Laut Daniel ist luzides Träumen „die modernste Form der Persönlichkeitsentwicklung.“ Denn neben spaßigen Aktivitäten könne man das Klarträumen auch für Nützliches einsetzen. Es sei möglich, sich selbst besser kennenzulernen, im Traum motorische Bewegungsabläufe zu trainieren und sogar Problemlösungen zu finden.

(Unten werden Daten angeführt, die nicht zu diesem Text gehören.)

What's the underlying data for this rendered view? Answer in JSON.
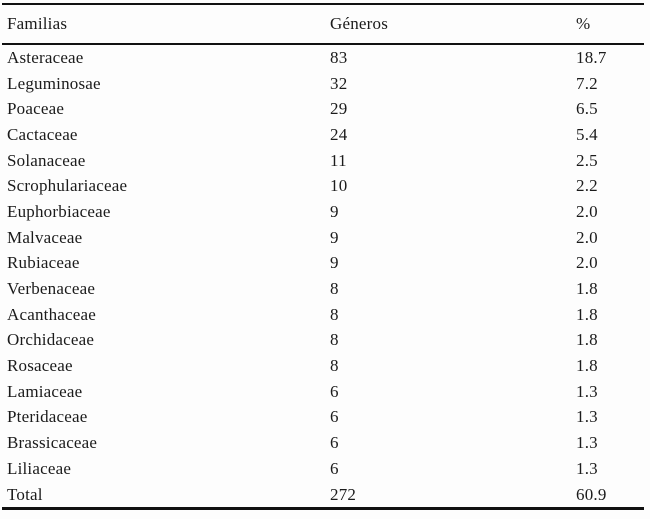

Die Kurse und Workshops behandeln verschiedene Themen: vom Unterbewusstsein über Yoga Nidra (Anm. d. Red.: Yoga-Technik, bei der durch Entspannungstechniken ein Zustand zwischen Schlaf und Wachsein erreicht werden soll) bis zur Traumdeutung. Außerdem werden Achtsamkeits- und Meditationsübungen durchgeführt. Die Basis bildet aber allen voran die Auseinandersetzung mit dem Schlaf. Im nächsten Schritt gehe es dann um das praktische Erlernen des luziden Träumens. Dafür würden im Coaching zwei Methoden vermittelt: das wach- und das trauminduzierte Klarträumen. Bei der wach-induzierten Methode gehe es darum, während des Einschlafens mental wach zu bleiben. „Der Körper schläft ein und das Bewusstsein bleibt wach – du erlebst den Prozess des Einschlafens bewusst mit“, erläutert Sarah. Bei der trauminduzierten Methode hingegen würde den Schlafenden mittels bestimmter Übungen im Traum bewusst, dass sie gerade träumen. Sie erklärt, die meisten Teilnehmenden würden das luzide Träumen durch diese Methode erlernen. 

Wach- vs. Traumwelt

Ein bedeutender Unterschied zwischen Traumwelt und ‚Wachwelt‘ sei, so Daniel, dass physikalische Gesetze im Traum nicht funktionierten. Das könne genutzt werden, um zu überprüfen, ob man sich gerade in einem Traum befände. Diesen Trick nutzt auch Hannah – allerdings, ohne dass sie es jemals bewusst erlernt hätte. Plötzlich konnte sie sich im Traum fragen: Ist das die Realität oder träume ich? Sie überprüfe dann, ob die Schwerkraft noch wirkt oder ob sie vom Boden abheben – also fliegen – kann. Ein weiterer Realitätscheck sei, mit dem Zeigefinger auf die eigene Handfläche zu tippen. In Träumen könne man den Finger durch die Hand hindurchbewegen, da die Grenzen des eigenen Körpers fluide seien.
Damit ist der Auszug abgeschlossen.